In outer space, Najix is informed that Earth is being cancelled, because humans' knowledge that they are a reality television show has ruined the program's quality. When the boys are informed that Earth will be destroyed in order to make way for something more useful, they go to the planet Fognl to meet the alien producers, the "Joozians", Jewish caricatures with large noses and stereotypical accents, described as controlling all media in the universe. The aliens are unmoved by the boy's pleas to save Earth, explaining that after 100 episodes, the show should be cancelled because shows tend to lose quality after 100 episodes. The Joozians then go to a strip bar, and inhale a purple powder in a manner similar to cocaine. They later get a hotel room with a hooker, and engage in acts that Kenny photographs.

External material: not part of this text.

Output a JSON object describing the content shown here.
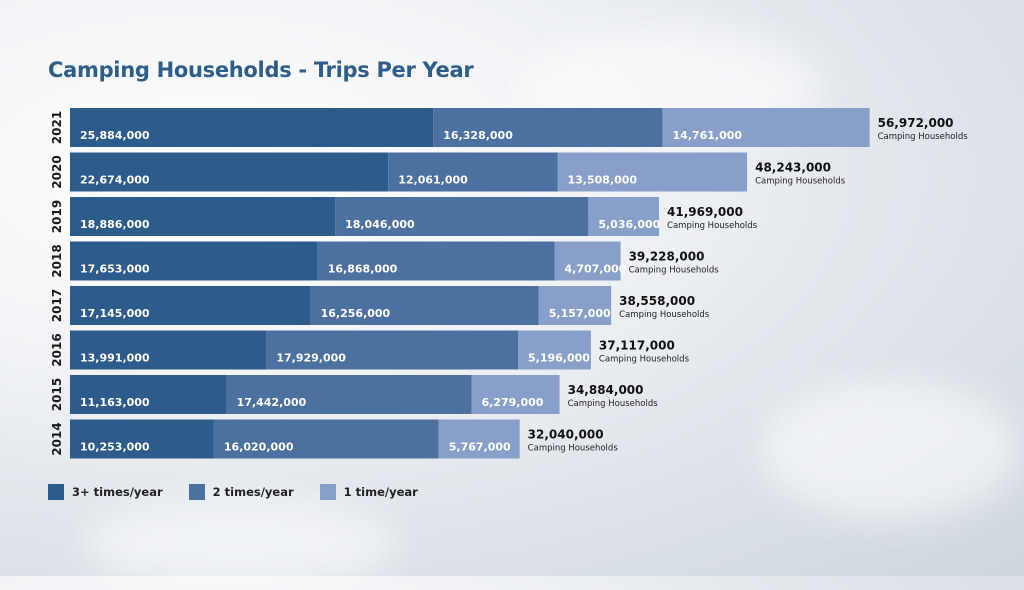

When the Joozians later sober up and express shame and embarrassment at their prior acts, the boys agree not to publicize their photo of the Joozians' sexual interlude if the Joozians agree to refrain from destroying Earth. The Joozians agree to this, though they decide to wipe out the truth about Earth's nature as a reality show from the memories of all humans, including those of the boys.

Back on Earth, the boys have no memory of what transpired, but Kenny still has the photo, and, though no one can remember what it is, Chef tells Kenny to keep it, as he feels sure that it is something very important. The episode ends with another advertisement for Earth, promising that in the next episode the "Americans and Iraqis have an all-out brawl". (The invasion of Iraq was launched on March 19, 2003, the night of this episode's original airing.)

==Reception and release==

"Cancelled", along with the fourteen other episodes from The Complete Seventh Season, were released on a three-disc DVD set in the United States on March 21, 2006. The sets included brief audio commentaries by Parker and Stone for each episode. IGN gave the season an 8/10.